After vaccination, the mRNA encoding the spike protein (S protein) packaged in a lipid nanoparticle enters the cell and synthesizes the protein in the ribosome. The protein is broken down into smaller fragments (polypeptides) by the cellular proteasome or transported to the outside of the cell through the "transporter" Golgi apparatus.
The antigen peptide fragments enzymatically hydrolyzed in the cell form a complex with the major histocompatibility complex (MHC)-class I protein, which is expressed on the surface of the antigen-presenting cell and is recognized by the "detective" CD8+ T cells to induce the cell-mediated immune response.

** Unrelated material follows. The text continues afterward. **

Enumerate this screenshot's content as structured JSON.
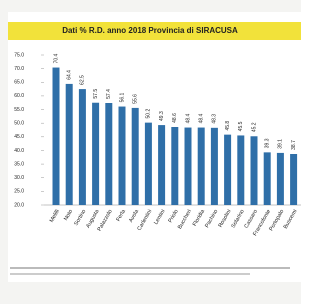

On the other hand, the extracellular spike protein can be swallowed, pinocytosed, and broken down into smaller polypeptide fragments by different immune cells, forming complexes with MHC-II proteins, and expressed on the surface of antigen-presenting cells, recognized by CD4+ T cells and promote B cells to produce antigen-specific antibodies.

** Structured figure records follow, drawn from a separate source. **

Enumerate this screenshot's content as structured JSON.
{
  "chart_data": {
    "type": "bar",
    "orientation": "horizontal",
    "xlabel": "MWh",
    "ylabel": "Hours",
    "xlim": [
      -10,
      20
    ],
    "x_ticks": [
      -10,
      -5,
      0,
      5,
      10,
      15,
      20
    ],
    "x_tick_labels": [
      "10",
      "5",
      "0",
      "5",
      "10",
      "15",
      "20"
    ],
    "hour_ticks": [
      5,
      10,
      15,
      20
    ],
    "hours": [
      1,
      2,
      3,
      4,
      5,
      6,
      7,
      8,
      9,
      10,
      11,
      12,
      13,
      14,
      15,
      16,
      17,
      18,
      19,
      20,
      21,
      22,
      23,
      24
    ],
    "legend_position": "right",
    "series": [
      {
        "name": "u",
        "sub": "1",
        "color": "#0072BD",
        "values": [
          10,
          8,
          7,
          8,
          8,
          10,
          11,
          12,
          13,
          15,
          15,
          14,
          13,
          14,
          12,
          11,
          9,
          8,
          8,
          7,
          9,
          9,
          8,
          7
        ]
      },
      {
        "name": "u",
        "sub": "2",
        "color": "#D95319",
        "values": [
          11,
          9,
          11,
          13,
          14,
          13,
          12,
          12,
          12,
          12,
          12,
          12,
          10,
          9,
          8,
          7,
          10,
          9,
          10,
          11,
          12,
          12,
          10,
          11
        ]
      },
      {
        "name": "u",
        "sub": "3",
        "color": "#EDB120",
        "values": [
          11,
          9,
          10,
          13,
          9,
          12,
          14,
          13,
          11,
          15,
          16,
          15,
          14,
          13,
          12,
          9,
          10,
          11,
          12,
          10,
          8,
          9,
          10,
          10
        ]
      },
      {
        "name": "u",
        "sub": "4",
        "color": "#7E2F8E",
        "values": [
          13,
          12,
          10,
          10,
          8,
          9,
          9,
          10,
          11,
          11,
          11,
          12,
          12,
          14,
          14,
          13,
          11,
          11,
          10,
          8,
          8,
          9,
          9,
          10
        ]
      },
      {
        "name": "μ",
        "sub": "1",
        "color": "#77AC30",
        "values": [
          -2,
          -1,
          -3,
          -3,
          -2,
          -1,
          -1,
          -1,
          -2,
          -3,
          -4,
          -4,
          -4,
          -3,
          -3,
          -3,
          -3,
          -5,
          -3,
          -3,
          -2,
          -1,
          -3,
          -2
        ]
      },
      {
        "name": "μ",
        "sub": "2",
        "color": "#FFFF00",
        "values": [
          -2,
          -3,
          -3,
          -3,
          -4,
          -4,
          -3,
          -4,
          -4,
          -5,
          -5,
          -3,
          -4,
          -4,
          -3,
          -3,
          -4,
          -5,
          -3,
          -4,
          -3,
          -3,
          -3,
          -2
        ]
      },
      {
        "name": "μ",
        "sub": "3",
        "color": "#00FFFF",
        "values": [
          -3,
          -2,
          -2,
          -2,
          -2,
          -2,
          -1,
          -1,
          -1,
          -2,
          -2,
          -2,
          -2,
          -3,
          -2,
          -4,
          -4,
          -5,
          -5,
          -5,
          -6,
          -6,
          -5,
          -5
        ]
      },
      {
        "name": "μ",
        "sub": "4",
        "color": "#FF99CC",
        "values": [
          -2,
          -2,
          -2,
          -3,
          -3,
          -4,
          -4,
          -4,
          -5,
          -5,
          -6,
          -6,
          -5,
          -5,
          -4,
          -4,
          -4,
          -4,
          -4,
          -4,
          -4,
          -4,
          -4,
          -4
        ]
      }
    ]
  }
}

The mRNA vaccine synthesis and production process is relatively convenient. It can be completed within 1-2 months from vaccine design to sample preparation. The research and development cost is relatively low, and it is convenient for rapid capacity expansion.

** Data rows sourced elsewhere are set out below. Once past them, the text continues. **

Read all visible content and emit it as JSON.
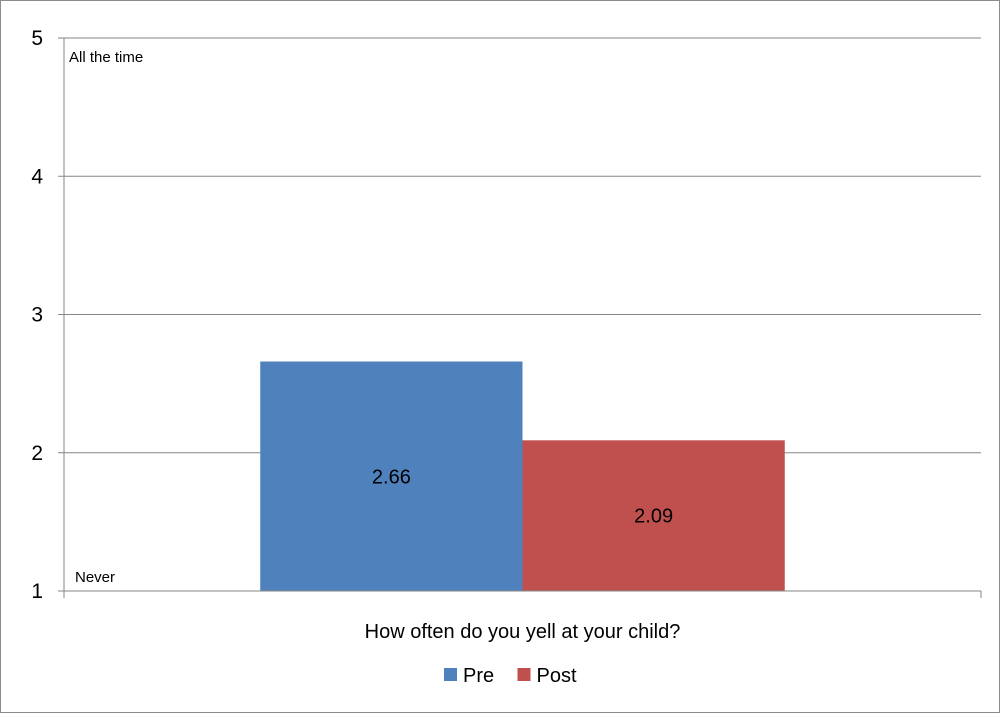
{
  "chart_data": {
    "type": "bar",
    "categories": [
      "How often do you yell at your child?"
    ],
    "series": [
      {
        "name": "Pre",
        "values": [
          2.66
        ],
        "color": "#4f81bd"
      },
      {
        "name": "Post",
        "values": [
          2.09
        ],
        "color": "#c0504d"
      }
    ],
    "ylim": [
      1,
      5
    ],
    "yticks": [
      1,
      2,
      3,
      4,
      5
    ],
    "annotations": {
      "top": "All the time",
      "bottom": "Never"
    },
    "grid": true,
    "legend_position": "bottom"
  }
}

The mRNA vaccine is produced through a cell-free in vitro transcription process. Compared with traditional vaccines, its production is easy and fast. In the case of the COVID-19 epidemic, the mRNA vaccine development cycle is expected to be shortened to about 1 year
mRNA will not be integrated into the genome, can be expressed transiently, metabolized and eliminated by the body's natural mechanism, will not persist for a long time, and can avoid therapeutic mutations
mRNA has a certain self-adjuvant effect, can effectively activate the immune response, can produce more comprehensive humoral immunity and cellular immunity, and fight the virus through dual mechanisms
Table 1: Comparison of the characteristics of 5 types of vaccines
mRNA vaccines for COVID-19 in clinical development
As of October 29, 2020, the WHO COVID-19 vaccine progress sketch shows that a number of mRNA vaccines have entered clinical trials (see the table below), including the mRNA-1273 vaccine developed by Moderna and the National Institute of Allergy and Infectious Diseases (NIAID) and The BNT162b2 vaccine jointly developed by BioNTech, Pfizer and Fosun Pharma has entered Phase III clinical trials and is currently progressing smoothly.
|Candidate vaccine||Candidate vaccine type||Regulatory status/Trial ID|
|Phase Ⅰ||PhaseⅠ/Ⅱ||PhaseⅡ||Phase Ⅲ|
|Moderna/NIAID||mRNA-1273||Lipid nanoparticle (LNP)-encapsulated RNA||NCT04283461||NCT04405076||NCT04470427|
|BioNTech/Fosun Pharma/Pfizer||BNT162||3 LNP-mRNAs||NCT04368728||ChiCTR2020-001038-36||NCT04368728|
|Imperial College London/Morningside Ventures||LNP-nCoVsaRNA||Self-amplifying RNA vaccine||ISRCTN17072692||NCT04480957|
|Arcturus Therapeutics/Duke-NUS Medical School||ARCT-021||Self-replicating RNA and nanoparticle delivery system|
|Academy of Military Medical Sciences, Suzhou Abogen Biosciences and Walvax Biotechnology||ARCoV||mRNA||ChiCTR2000034112|
However, two major challenges related to the immunogenicity and stability of mRNA vaccines must be overcome to make it a viable clinical alternative to conventional vaccines.
These advances have made mRNA vaccines more widely used.
It is not clear which candidate COVID-19 vaccine will make it to the market first, and which vaccine approach will be most effective in the long run. However, clinical trial evidence to date shows that mRNA vaccines have great potential to become a new platform that is fast, safe, and efficient.